А мне не просто жить, а мне
Шагать вперёд и быть солдатом…
Хорошо пел ефрейтор Цыплаков…
Солнце садилось. Белый след рейсового самолёта на темнеющем небе был высвечен ярко и розово. В самолёт и в его шлейф солнечные лучи били уже из-за горизонта, куда закатывалось светило.
«В Москву полетел», — вздохнул Гай, привычно засекая курс лайнера.
Повеяло речной сыростью. Белая, сыпучая от толстой пыли тропа вошла в густые заросли камыша и превратилась в сырой извилистый коридор, прорубленный в тростниковых джунглях. Гай подал знак «сократить дистанцию». Заболоченная пойма пограничной реки называлась Кафан-хона, но солдаты слегка её переименовали — Кафтан-хана. Никто не любил это место — вечно здесь мельтешили рыжие малярийные комары, шныряли из-под ног водяные змеи, стоял тяжёлый дух прели… Через полтора километра тростниковый коридор выводил к наблюдательной вышке, обозначающей стык участков. Там обычно наряды переводили дух и пускались в обратный путь…
Дулёнов шагал тяжело и шумно. Гай обернулся, чтобы сказать жестом — «тише»… Два, почти слитых в один, выстрела грянули в спину. Дулёнов видел, как сержант упал — ничком, будто его толкнули с разбегу. Потом медленно перевернулся на бок и, стянув с плеча автомат, выпустил в камыши очередь, неверно поводя стволом… Это уже потом, на операции, врач удивлялся: человек с пулей в сердечной сумке жил ещё минуты две — и стрелял… тогда Дулёнов полоснул с колена огненным веером — туда, куда стрелял сержант и откуда стреляли в сержанта. Потом подоспел Цыплаков и тоже стал косить камыш длинными очередями. Из зарослей не отвечали. Изумившись внезапной тишине, Цыплаков и Дулёнов услышали, как в хрустких, ломких стеблях тяжело хрипит и бьётся чьё-то тело… Неподалёку обнаружили ещё одного врага — тот не двигался… Пока Дулёнов рвал зубами перевязочный пакет, Цыплаков дрожащими пальцами настроил рацию, вызвал заставу…

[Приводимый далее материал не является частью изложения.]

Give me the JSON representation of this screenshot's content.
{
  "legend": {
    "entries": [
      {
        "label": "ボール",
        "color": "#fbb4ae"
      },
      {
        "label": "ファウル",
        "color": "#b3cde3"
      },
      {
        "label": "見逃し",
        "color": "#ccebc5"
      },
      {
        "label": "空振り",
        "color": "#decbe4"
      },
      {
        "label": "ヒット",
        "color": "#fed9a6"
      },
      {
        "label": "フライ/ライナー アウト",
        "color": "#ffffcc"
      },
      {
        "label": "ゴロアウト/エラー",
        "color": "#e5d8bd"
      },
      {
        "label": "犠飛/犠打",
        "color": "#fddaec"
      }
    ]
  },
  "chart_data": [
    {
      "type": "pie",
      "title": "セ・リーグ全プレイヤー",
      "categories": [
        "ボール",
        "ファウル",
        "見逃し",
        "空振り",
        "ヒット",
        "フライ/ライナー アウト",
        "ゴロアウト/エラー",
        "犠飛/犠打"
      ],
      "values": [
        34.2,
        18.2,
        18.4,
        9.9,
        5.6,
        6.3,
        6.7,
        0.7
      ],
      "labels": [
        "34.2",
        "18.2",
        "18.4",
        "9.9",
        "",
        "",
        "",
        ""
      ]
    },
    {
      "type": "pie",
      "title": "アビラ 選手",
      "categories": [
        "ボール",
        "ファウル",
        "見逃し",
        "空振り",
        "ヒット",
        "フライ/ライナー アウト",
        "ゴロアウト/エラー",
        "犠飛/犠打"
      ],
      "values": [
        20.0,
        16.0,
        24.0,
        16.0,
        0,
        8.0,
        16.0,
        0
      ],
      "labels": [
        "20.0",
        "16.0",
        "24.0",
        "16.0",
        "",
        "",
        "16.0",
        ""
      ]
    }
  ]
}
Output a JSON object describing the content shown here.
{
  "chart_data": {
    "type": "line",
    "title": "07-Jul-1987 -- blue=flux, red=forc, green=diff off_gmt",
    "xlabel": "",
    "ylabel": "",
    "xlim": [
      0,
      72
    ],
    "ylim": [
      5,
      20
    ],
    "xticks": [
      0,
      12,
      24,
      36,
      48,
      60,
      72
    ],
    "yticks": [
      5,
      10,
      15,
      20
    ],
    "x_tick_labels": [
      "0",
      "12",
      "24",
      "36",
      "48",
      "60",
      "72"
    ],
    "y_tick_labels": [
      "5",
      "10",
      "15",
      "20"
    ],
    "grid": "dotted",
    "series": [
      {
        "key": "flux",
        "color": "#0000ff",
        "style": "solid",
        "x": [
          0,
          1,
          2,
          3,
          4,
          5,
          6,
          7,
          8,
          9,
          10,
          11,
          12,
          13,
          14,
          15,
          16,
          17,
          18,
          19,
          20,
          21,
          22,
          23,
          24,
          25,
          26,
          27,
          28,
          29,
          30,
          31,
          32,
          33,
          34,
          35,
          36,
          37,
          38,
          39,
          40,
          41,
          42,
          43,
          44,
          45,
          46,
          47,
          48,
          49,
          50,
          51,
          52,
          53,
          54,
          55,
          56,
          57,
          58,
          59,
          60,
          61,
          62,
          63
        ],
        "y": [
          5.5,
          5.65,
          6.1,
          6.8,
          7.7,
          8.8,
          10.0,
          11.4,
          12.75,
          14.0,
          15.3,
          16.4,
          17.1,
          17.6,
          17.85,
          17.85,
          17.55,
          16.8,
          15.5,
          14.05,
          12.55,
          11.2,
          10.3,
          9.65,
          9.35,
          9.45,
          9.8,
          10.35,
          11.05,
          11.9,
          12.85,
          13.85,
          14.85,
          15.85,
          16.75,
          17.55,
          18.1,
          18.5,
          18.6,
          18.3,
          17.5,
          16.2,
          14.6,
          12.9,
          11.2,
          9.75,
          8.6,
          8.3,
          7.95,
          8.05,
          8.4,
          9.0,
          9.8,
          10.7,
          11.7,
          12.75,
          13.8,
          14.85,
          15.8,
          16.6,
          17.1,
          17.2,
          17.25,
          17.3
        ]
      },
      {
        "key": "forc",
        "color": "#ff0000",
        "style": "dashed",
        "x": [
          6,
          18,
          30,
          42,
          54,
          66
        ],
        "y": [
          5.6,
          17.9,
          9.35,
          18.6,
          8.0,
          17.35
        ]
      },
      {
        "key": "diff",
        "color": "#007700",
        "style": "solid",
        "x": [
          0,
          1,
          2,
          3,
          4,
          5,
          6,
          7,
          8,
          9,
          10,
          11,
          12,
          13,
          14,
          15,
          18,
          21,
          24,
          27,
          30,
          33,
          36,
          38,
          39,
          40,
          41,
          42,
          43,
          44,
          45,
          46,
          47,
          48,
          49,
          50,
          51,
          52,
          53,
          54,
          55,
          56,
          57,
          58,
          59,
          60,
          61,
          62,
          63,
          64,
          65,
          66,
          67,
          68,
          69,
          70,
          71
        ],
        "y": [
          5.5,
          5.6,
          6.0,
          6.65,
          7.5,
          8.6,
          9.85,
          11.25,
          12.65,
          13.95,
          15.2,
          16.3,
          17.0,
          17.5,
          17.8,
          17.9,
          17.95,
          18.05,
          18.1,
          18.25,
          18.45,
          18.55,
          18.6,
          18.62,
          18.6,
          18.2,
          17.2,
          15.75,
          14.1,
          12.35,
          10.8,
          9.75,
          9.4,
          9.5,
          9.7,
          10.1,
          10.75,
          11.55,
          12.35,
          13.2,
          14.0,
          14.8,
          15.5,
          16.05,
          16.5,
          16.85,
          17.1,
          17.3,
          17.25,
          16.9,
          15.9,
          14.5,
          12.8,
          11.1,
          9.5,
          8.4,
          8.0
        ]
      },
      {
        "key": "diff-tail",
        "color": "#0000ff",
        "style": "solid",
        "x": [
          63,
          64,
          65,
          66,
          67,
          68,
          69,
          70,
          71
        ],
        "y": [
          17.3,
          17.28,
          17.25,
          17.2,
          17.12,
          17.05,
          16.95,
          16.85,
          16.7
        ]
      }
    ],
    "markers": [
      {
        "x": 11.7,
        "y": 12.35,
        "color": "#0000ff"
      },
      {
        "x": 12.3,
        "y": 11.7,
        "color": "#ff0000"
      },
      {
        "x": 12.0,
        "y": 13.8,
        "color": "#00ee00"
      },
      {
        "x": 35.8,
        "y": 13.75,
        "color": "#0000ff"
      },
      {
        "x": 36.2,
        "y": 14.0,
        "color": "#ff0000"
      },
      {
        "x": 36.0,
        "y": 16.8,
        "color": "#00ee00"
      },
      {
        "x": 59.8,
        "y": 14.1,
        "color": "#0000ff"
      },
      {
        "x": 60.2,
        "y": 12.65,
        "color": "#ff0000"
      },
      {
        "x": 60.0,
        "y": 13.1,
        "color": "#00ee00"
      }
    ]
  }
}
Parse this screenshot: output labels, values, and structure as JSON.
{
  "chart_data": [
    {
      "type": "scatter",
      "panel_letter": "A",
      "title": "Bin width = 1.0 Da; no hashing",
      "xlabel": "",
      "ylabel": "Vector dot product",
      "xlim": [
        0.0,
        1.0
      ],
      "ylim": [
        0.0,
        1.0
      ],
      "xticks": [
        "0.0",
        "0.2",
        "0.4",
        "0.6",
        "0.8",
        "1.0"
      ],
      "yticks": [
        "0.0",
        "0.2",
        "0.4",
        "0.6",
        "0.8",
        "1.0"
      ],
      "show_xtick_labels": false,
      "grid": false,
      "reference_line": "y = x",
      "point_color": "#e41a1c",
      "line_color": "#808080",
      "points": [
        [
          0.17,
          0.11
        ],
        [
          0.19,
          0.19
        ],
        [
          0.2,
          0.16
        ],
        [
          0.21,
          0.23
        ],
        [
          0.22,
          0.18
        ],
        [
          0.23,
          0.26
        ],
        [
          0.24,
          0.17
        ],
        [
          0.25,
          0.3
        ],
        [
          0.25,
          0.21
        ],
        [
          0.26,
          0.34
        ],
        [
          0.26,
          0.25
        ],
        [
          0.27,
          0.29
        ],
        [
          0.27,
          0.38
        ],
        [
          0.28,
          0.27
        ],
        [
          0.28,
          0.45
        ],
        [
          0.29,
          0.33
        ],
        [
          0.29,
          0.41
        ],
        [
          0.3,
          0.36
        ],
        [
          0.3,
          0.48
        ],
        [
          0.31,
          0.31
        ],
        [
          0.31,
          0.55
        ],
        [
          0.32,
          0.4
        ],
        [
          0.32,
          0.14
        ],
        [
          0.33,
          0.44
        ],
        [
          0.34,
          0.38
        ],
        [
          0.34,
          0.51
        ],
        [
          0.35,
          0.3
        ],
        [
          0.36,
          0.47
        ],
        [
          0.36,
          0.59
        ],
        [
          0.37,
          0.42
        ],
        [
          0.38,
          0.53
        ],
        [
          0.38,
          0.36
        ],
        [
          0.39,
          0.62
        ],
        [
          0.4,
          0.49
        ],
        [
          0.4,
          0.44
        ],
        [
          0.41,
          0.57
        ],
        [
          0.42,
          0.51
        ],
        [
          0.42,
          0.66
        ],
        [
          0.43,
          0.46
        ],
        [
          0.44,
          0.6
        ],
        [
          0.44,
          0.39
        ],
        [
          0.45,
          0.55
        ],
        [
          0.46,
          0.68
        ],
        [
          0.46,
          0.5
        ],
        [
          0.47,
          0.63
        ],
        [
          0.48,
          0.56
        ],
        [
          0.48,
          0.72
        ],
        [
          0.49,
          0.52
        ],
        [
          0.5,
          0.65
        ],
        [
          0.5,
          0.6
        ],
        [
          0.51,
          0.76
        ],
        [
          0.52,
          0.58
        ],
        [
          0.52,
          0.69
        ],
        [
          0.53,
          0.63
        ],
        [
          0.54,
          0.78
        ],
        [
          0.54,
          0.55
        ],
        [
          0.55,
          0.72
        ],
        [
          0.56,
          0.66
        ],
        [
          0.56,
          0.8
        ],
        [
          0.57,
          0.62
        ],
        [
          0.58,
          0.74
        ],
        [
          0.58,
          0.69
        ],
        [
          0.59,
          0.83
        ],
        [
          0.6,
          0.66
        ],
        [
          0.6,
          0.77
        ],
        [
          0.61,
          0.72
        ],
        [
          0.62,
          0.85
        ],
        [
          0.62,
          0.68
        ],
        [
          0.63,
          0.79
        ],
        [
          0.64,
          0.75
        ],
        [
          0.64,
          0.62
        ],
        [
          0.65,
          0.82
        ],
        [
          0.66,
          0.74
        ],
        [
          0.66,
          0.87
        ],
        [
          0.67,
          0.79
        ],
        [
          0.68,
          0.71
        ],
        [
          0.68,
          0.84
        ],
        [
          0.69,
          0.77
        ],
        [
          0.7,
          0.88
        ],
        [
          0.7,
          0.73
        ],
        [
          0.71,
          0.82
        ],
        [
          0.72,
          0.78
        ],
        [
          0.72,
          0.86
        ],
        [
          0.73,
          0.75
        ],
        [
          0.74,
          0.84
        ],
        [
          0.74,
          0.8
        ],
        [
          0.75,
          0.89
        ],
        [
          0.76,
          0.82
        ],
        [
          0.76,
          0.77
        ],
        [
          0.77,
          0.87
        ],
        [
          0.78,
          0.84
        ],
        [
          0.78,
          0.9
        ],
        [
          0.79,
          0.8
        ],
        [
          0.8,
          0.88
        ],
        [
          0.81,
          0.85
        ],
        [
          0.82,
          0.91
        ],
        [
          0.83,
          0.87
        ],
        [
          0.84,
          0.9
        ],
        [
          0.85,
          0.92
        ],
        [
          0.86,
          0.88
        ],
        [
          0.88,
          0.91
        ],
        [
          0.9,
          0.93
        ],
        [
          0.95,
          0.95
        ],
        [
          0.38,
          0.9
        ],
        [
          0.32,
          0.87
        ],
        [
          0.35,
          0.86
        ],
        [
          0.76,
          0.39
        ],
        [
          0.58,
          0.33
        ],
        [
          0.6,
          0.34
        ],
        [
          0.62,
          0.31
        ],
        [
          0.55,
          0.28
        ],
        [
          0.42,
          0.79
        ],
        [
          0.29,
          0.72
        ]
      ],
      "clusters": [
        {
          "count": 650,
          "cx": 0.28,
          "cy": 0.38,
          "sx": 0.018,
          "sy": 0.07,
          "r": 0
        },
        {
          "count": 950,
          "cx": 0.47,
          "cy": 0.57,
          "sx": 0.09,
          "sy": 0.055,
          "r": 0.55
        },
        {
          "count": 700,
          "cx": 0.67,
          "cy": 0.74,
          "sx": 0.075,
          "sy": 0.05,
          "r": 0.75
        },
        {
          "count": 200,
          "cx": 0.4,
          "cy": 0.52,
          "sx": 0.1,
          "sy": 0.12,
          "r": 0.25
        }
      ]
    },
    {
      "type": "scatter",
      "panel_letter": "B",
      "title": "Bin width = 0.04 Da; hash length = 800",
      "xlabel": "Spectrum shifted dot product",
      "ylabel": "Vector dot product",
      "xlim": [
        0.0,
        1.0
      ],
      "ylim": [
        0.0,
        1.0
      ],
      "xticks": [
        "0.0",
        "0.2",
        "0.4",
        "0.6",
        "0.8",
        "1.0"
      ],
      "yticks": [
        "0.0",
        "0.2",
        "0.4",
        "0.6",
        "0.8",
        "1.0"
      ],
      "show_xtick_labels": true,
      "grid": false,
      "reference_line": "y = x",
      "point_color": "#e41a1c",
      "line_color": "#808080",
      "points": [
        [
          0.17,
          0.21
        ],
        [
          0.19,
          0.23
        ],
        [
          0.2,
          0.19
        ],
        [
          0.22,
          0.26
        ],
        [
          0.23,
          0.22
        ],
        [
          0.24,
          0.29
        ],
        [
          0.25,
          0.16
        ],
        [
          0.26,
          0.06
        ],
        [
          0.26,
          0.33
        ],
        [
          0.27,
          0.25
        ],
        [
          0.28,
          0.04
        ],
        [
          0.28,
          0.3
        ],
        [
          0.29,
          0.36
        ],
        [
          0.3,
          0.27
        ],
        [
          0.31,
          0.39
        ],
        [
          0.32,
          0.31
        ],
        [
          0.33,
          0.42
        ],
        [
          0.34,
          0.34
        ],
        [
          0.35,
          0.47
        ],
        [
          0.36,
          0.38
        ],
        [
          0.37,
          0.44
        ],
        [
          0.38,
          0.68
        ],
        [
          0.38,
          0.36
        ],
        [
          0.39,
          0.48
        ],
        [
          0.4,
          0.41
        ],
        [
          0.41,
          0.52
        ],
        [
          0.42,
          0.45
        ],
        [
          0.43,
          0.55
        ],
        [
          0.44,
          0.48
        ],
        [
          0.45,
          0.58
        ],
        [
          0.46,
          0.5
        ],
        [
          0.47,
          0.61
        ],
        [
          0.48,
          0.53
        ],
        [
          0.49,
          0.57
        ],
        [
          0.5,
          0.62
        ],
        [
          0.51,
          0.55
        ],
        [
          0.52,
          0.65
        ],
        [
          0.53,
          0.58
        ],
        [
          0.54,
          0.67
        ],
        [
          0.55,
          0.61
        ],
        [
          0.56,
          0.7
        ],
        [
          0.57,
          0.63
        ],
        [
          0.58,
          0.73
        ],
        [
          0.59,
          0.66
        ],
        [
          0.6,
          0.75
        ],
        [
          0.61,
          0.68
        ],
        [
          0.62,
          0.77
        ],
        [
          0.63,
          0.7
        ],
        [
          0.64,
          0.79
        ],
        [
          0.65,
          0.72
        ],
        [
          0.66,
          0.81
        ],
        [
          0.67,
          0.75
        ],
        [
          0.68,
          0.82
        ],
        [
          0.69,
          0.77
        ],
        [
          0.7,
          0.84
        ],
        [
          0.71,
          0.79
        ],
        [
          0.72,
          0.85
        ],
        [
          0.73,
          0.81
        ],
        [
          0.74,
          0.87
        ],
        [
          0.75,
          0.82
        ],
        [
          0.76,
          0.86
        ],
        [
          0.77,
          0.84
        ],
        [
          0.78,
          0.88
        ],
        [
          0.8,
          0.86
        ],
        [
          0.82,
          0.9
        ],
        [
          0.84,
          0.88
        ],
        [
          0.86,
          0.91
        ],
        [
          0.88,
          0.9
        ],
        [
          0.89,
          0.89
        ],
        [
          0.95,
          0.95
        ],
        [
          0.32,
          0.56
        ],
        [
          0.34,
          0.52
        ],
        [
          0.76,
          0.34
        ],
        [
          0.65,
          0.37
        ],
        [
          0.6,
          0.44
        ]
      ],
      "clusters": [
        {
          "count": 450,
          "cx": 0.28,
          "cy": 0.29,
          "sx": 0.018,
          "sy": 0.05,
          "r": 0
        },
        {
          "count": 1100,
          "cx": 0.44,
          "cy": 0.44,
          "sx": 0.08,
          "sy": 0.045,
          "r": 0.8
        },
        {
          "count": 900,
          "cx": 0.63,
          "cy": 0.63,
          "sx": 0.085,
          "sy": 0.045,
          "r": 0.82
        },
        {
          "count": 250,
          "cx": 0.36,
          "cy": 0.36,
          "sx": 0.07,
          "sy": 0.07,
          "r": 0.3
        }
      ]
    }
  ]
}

Как во сне, несли сержанта к машине. Алые капли кропили дозорную тропу, и красный пунктир этот был очень похож на тот, каким метят линию границы на картах.
Сердце убитого Гая сделало семьдесят ударов, автомат — пятнадцать выстрелов…
Пыльные ветры аравийских пустынь надолго перекрыли вертолётные трассы. Уражцев распорядился похоронить Гая на кургане за стрельбищем. Похоронили честь по чести — с троекратным салютом, с приспущенным над заставой флагом, с торжественным маршем мимо кургана…
Профессор Артюхов назвал тот курган на археологической карте — Гайкент, что в переводе с тюркского означало «поселение Гая».
Прапорщик Трипутень, выводя молодых бойцов на стрельбище, всякий раз предваряет команду «Огонь!» коротким и яростным: «За сержанта Гая!»
И пусть не покажется странным археологам грядущих столетий, когда они, раскапывая могильный курган Гайкент, найдут над доспехами древнего воителя латунную солдатскую пряжку с пятиконечной звездой.